Infância e experiências afetivas
Helena Kolody me avisa: Deus dá a todos uma estrela.
Uns fazem da estrela um sol. Outros nem conseguem vê-la.
Considerei, faz muitos anos, que, no lugar da escola,
alunos deveriam passar primeiro por uma cozinha e uma
horta ou um pomar. Os cozinheiros e suas hortas e seus
pomares podem dar lições importantes às crianças.
Na minha infância, vez por outra, minha família e eu
visitávamos uma parente distante do meu pai. Embora de
poucas palavras, vestidos discretos, voz das velhas
damas, suas atitudes eram divertidas e criativas (e seu
cachorro marrom, adorável).
Não admitia, por exemplo, que uma criança comesse uma
comida que não fosse feita na hora. Mas antes de mexer
com as panelas, pegava na mão da criança mais nova e nos
conduzia em fila para a horta, aquele mundo vivo de
agrião, rúcula, azedinha, cenoura, tomate, alface,
abóbora, tomilho, capim-limão…, convidando-nos, com
atenção, a colher apenas as hortaliças que seriam
consumidas no instante da refeição. Eu e meus irmãos,
movidos pelo desejo e o entusiasmo, corríamos em direção
aos canteiros e o momento da colheita era uma
experiência muito feliz. E eu me lembro que, voltando
para casa, essa parente ia nos explicando com paciência
o nome e as propriedades de cada coisa, provocando
informação e fome em nossos corpos infantis.

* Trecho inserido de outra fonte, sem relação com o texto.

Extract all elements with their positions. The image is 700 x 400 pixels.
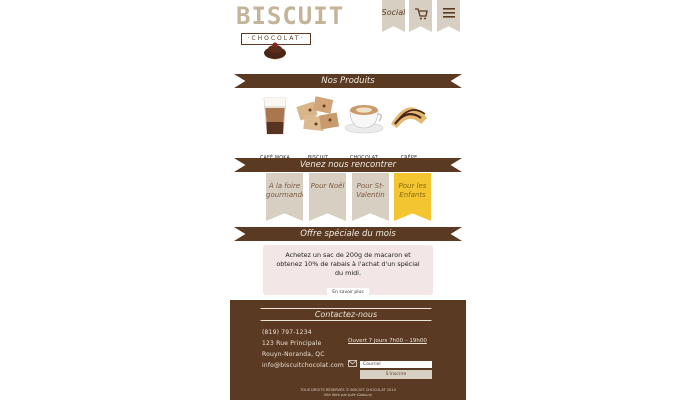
menu-button[interactable] <box>437 0 460 32</box>
cart-icon <box>414 8 428 20</box>
copyright: TOUS DROITS RÉSERVÉS © BISCUIT CHOCOLAT … <box>230 388 466 398</box>
hot-chocolate-cup-icon <box>344 105 384 134</box>
footer: Contactez-nous (819) 797-1234 123 Rue Pr… <box>230 300 466 400</box>
offer-text: Achetez un sac de 200g de macaron et obt… <box>276 251 420 277</box>
event-flag-foire[interactable]: À la foire gourmande <box>266 173 303 221</box>
newsletter-email-input[interactable]: Courriel <box>360 361 432 368</box>
contact-ribbon: Contactez-nous <box>260 308 432 321</box>
learn-more-button[interactable]: En savoir plus <box>327 288 369 297</box>
event-flag-enfants[interactable]: Pour les Enfants <box>394 173 431 221</box>
page: BISCUIT ·CHOCOLAT· Social Nos Produits C… <box>230 0 466 400</box>
event-flag-noel[interactable]: Pour Noël <box>309 173 346 221</box>
biscuit-icon <box>296 96 340 132</box>
product-cafe-moka[interactable]: CAFÉ MOKA <box>252 94 298 162</box>
cupcake-logo-icon <box>264 42 286 60</box>
product-crepe[interactable]: CRÊPE <box>386 94 432 162</box>
contact-email[interactable]: info@biscuitchocolat.com <box>262 362 344 369</box>
hamburger-menu-icon <box>442 8 455 18</box>
event-flag-st-valentin[interactable]: Pour St-Valentin <box>352 173 389 221</box>
cart-button[interactable] <box>409 0 432 32</box>
events-ribbon: Venez nous rencontrer <box>234 158 462 172</box>
social-tab[interactable]: Social <box>382 0 405 32</box>
subscribe-button[interactable]: S'inscrire <box>360 370 432 379</box>
contact-city: Rouyn-Noranda, QC <box>262 351 325 358</box>
opening-hours: Ouvert 7 jours 7h00 – 19h00 <box>348 338 427 344</box>
crepe-icon <box>391 107 427 128</box>
social-tab-label: Social <box>381 8 406 17</box>
contact-address: 123 Rue Principale <box>262 340 322 347</box>
contact-phone[interactable]: (819) 797-1234 <box>262 329 312 336</box>
product-chocolat-chaud[interactable]: CHOCOLAT CHAUD <box>341 94 387 167</box>
offer-card: Achetez un sac de 200g de macaron et obt… <box>263 245 433 297</box>
offer-ribbon: Offre spéciale du mois <box>234 227 462 241</box>
envelope-icon <box>348 360 357 367</box>
product-biscuit[interactable]: BISCUIT <box>295 94 341 162</box>
moka-glass-icon <box>263 97 287 135</box>
products-ribbon: Nos Produits <box>234 74 462 88</box>
site-credit: Site Web par Julie Gadoury <box>323 393 373 397</box>
logo-wordmark[interactable]: BISCUIT <box>236 2 343 30</box>
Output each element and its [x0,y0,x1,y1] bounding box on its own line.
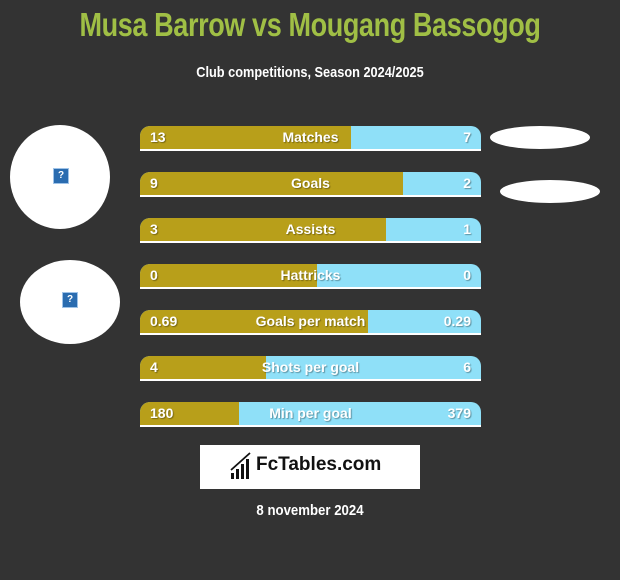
stat-label: Matches [282,129,339,145]
right-value: 7 [463,129,471,145]
stat-label: Hattricks [280,267,341,283]
right-value: 1 [463,221,471,237]
right-value: 379 [447,405,471,421]
right-player-avatar [490,126,590,149]
right-value: 6 [463,359,471,375]
stat-bar-min-per-goal: 180 Min per goal 379 [140,402,481,427]
stat-label: Goals per match [255,313,366,329]
logo-text: FcTables.com [256,454,382,475]
stat-label: Shots per goal [261,359,360,375]
right-value: 2 [463,175,471,191]
stat-label: Goals [291,175,330,191]
stat-bar-goals-per-match: 0.69 Goals per match 0.29 [140,310,481,335]
broken-image-icon: ? [62,292,78,308]
broken-image-icon: ? [53,168,69,184]
fctables-logo[interactable]: FcTables.com [200,445,420,489]
date-label: 8 november 2024 [256,502,364,519]
stat-bar-goals: 9 Goals 2 [140,172,481,197]
stat-bar-hattricks: 0 Hattricks 0 [140,264,481,289]
page-subtitle: Club competitions, Season 2024/2025 [196,64,424,81]
right-team-logo [500,180,600,203]
left-team-logo: ? [20,260,120,344]
stat-label: Min per goal [269,405,352,421]
stat-bar-shots-per-goal: 4 Shots per goal 6 [140,356,481,381]
page-title: Musa Barrow vs Mougang Bassogog [79,6,541,43]
right-value: 0 [463,267,471,283]
bar-chart-icon [230,452,251,479]
left-player-avatar: ? [10,125,110,229]
right-value: 0.29 [443,313,471,329]
stat-label: Assists [285,221,336,237]
stat-bar-assists: 3 Assists 1 [140,218,481,243]
stat-bar-matches: 13 Matches 7 [140,126,481,151]
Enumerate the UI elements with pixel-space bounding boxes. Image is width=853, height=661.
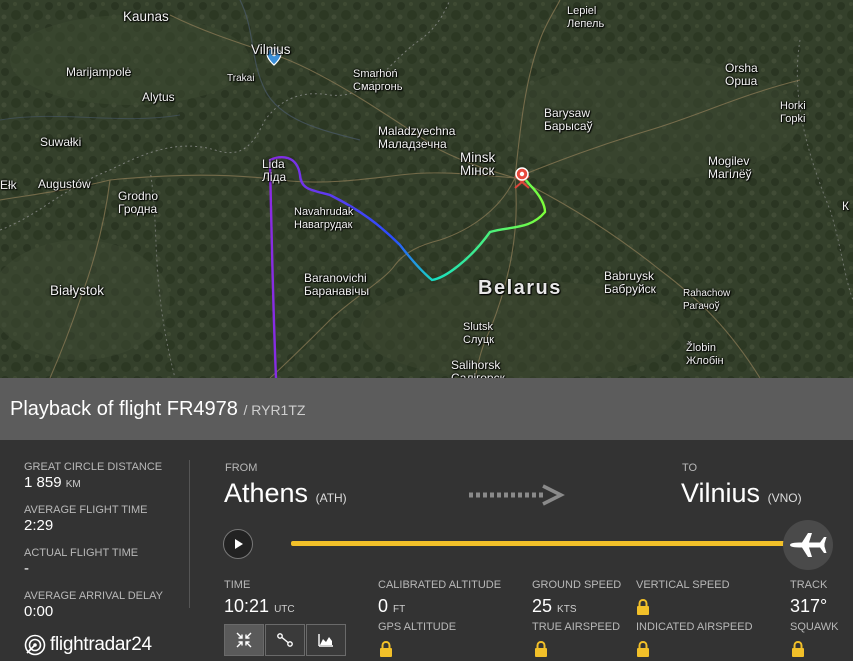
lock-icon[interactable] xyxy=(379,641,393,657)
map-label-smarhon: Smarhoń Смаргонь xyxy=(353,68,403,93)
track-label: TRACK xyxy=(790,579,828,591)
lock-icon[interactable] xyxy=(534,641,548,657)
squawk-label: SQUAWK xyxy=(790,621,839,633)
map-label-zlobin: Žlobin Жлобін xyxy=(686,342,724,367)
map-label-elk: Ełk xyxy=(0,178,17,192)
callsign: / RYR1TZ xyxy=(243,402,306,418)
destination-airport[interactable]: Vilnius (VNO) xyxy=(681,478,802,509)
collapse-arrows-icon xyxy=(236,632,252,648)
average-arrival-delay-value: 0:00 xyxy=(24,603,54,620)
indicated-airspeed-label: INDICATED AIRSPEED xyxy=(636,621,753,633)
view-button-graph[interactable] xyxy=(306,624,346,656)
great-circle-distance-unit: KM xyxy=(65,479,81,490)
origin-code: (ATH) xyxy=(315,491,347,505)
map-label-lepiel: Lepiel Лепель xyxy=(567,5,605,30)
actual-flight-time-label: ACTUAL FLIGHT TIME xyxy=(24,547,139,559)
map-label-grodno: Grodno Гродна xyxy=(118,189,159,216)
ground-speed-value: 25 KTS xyxy=(532,596,577,617)
origin-airport[interactable]: Athens (ATH) xyxy=(224,478,347,509)
actual-flight-time-value: - xyxy=(24,560,29,577)
map-label-vilnius: Vilnius xyxy=(251,42,291,57)
average-flight-time-value: 2:29 xyxy=(24,517,54,534)
map-label-babruysk: Babruysk Бабруйск xyxy=(604,269,656,296)
map-label-alytus: Alytus xyxy=(142,90,175,104)
from-label: FROM xyxy=(225,462,258,474)
flight-title-bar: Playback of flight FR4978 / RYR1TZ xyxy=(0,378,853,440)
map-label-kaunas: Kaunas xyxy=(123,9,169,24)
flight-map[interactable]: Kaunas Vilnius Trakai Marijampolė Alytus… xyxy=(0,0,853,378)
vertical-speed-label: VERTICAL SPEED xyxy=(636,579,730,591)
map-label-barysaw: Barysaw Барысаў xyxy=(544,106,593,133)
play-button[interactable] xyxy=(223,529,253,559)
time-number: 10:21 xyxy=(224,596,270,616)
map-label-slutsk: Slutsk Слуцк xyxy=(463,321,494,346)
origin-city: Athens xyxy=(224,478,309,508)
flightradar24-logo[interactable]: flightradar24 xyxy=(24,634,152,656)
flight-title: Playback of flight FR4978 xyxy=(10,398,238,420)
playback-handle[interactable] xyxy=(783,520,833,570)
lock-icon[interactable] xyxy=(636,641,650,657)
map-label-minsk: Minsk Мінск xyxy=(460,150,496,178)
airplane-icon xyxy=(790,533,827,557)
calibrated-altitude-value: 0 FT xyxy=(378,596,405,617)
great-circle-distance-label: GREAT CIRCLE DISTANCE xyxy=(24,461,163,473)
map-label-edge: К xyxy=(842,199,849,213)
view-mode-buttons xyxy=(224,624,347,656)
map-label-salihorsk: Salihorsk Салігорск xyxy=(451,358,505,379)
map-label-suwalki: Suwałki xyxy=(40,135,82,149)
time-value: 10:21 UTC xyxy=(224,596,295,617)
calibrated-altitude-label: CALIBRATED ALTITUDE xyxy=(378,579,502,591)
flight-info-panel: GREAT CIRCLE DISTANCE 1 859 KM AVERAGE F… xyxy=(0,440,853,661)
ground-speed-unit: KTS xyxy=(557,604,577,615)
route-arrow-icon xyxy=(469,484,565,506)
map-label-navahrudak: Navahrudak Навагрудак xyxy=(294,206,354,231)
map-label-mogilev: Mogilev Магілёў xyxy=(708,154,752,181)
ground-speed-number: 25 xyxy=(532,596,553,616)
map-label-orsha: Orsha Орша xyxy=(725,61,758,88)
map-label-bialystok: Białystok xyxy=(50,283,105,298)
logo-text: flightradar24 xyxy=(50,634,152,655)
true-airspeed-label: TRUE AIRSPEED xyxy=(532,621,621,633)
page-title: Playback of flight FR4978 / RYR1TZ xyxy=(10,398,305,421)
view-button-route[interactable] xyxy=(265,624,305,656)
route-icon xyxy=(277,633,293,647)
calibrated-altitude-number: 0 xyxy=(378,596,389,616)
destination-code: (VNO) xyxy=(767,491,802,505)
play-icon xyxy=(235,539,243,549)
track-value: 317° xyxy=(790,596,828,616)
destination-city: Vilnius xyxy=(681,478,761,508)
great-circle-distance-number: 1 859 xyxy=(24,474,62,491)
map-label-marijampole: Marijampolė xyxy=(66,65,132,79)
radar-icon xyxy=(24,634,46,656)
lock-icon[interactable] xyxy=(636,599,650,615)
calibrated-altitude-unit: FT xyxy=(393,604,406,615)
playback-slider[interactable] xyxy=(291,541,804,546)
map-label-rahachow: Rahachow Рагачоў xyxy=(683,288,731,312)
ground-speed-label: GROUND SPEED xyxy=(532,579,622,591)
map-label-baranovichi: Baranovichi Баранавічы xyxy=(304,271,370,298)
to-label: TO xyxy=(682,462,698,474)
average-arrival-delay-label: AVERAGE ARRIVAL DELAY xyxy=(24,590,163,602)
lock-icon[interactable] xyxy=(791,641,805,657)
map-label-lida: Lida Ліда xyxy=(262,157,287,184)
map-label-trakai: Trakai xyxy=(227,73,255,84)
map-label-augustow: Augustów xyxy=(38,177,91,191)
map-label-horki: Horki Горki xyxy=(780,100,806,125)
map-label-maladzyechna: Maladzyechna Маладзечна xyxy=(378,124,456,151)
chart-icon xyxy=(318,634,333,647)
gps-altitude-label: GPS ALTITUDE xyxy=(378,621,457,633)
great-circle-distance-value: 1 859 KM xyxy=(24,474,81,491)
view-button-reset[interactable] xyxy=(224,624,264,656)
panel-divider xyxy=(189,460,190,608)
time-unit: UTC xyxy=(274,604,295,615)
time-label: TIME xyxy=(224,579,251,591)
map-label-belarus: Belarus xyxy=(478,277,562,299)
average-flight-time-label: AVERAGE FLIGHT TIME xyxy=(24,504,148,516)
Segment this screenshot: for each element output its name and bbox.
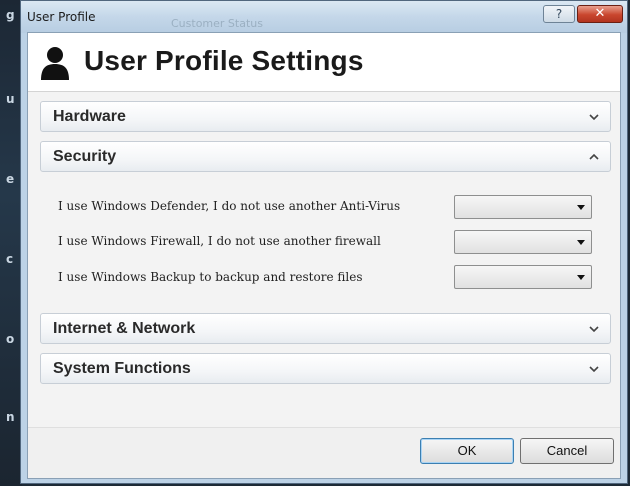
security-item-label: I use Windows Firewall, I do not use ano…	[58, 234, 381, 248]
ok-button[interactable]: OK	[420, 438, 514, 464]
help-button[interactable]: ?	[543, 5, 575, 23]
section-hardware[interactable]: Hardware	[40, 101, 611, 132]
desktop-text-fragment: n	[6, 410, 15, 424]
dialog-footer: OK Cancel	[28, 427, 620, 478]
defender-select[interactable]	[454, 195, 592, 219]
section-system-functions[interactable]: System Functions	[40, 353, 611, 384]
dropdown-arrow-icon	[577, 275, 585, 280]
desktop-text-fragment: o	[6, 332, 15, 346]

Eu era menina. Na fazenda do meu avô havia um pomar
enorme. Pois acontecia uma árvore cobrir-se de amoras
brilhantes. A simples visão daquelas frutinhas incitava
minha fome e, de um jeito ou de outro, eu convencia meus
irmãos a passarmos um longo pedaço da tarde pertinho
daquela árvore, brincando e comendo. Suspeito, hoje, que
meu amor pela botânica foi despertado por essas
primeiras amoras. Da vivência lúdica na horta e no pomar
incorporei meu respeito pela natureza, meu conhecimento
sobre estações e consciência ecológica, sem esquecer as
lições importantes sobre cooperação e desapego…
De todos os modos, na infância, toda experiência de
aprendizagem se inicia com uma experiência afetiva.
Porque aprender está implicado com afeto, que motiva o
desejo, a atenção, e permite cada ser humano aflorar
qualidades e talentos. Por isso afeto, do latim affetare,
significa ir atrás, pondo corpo e mente guiados pela
atenção curiosa e, com isso, a criança desenvolver-se
com (mais) plenitude para, no tempo devido, saber fazer
alegremente e servir bem à sociedade.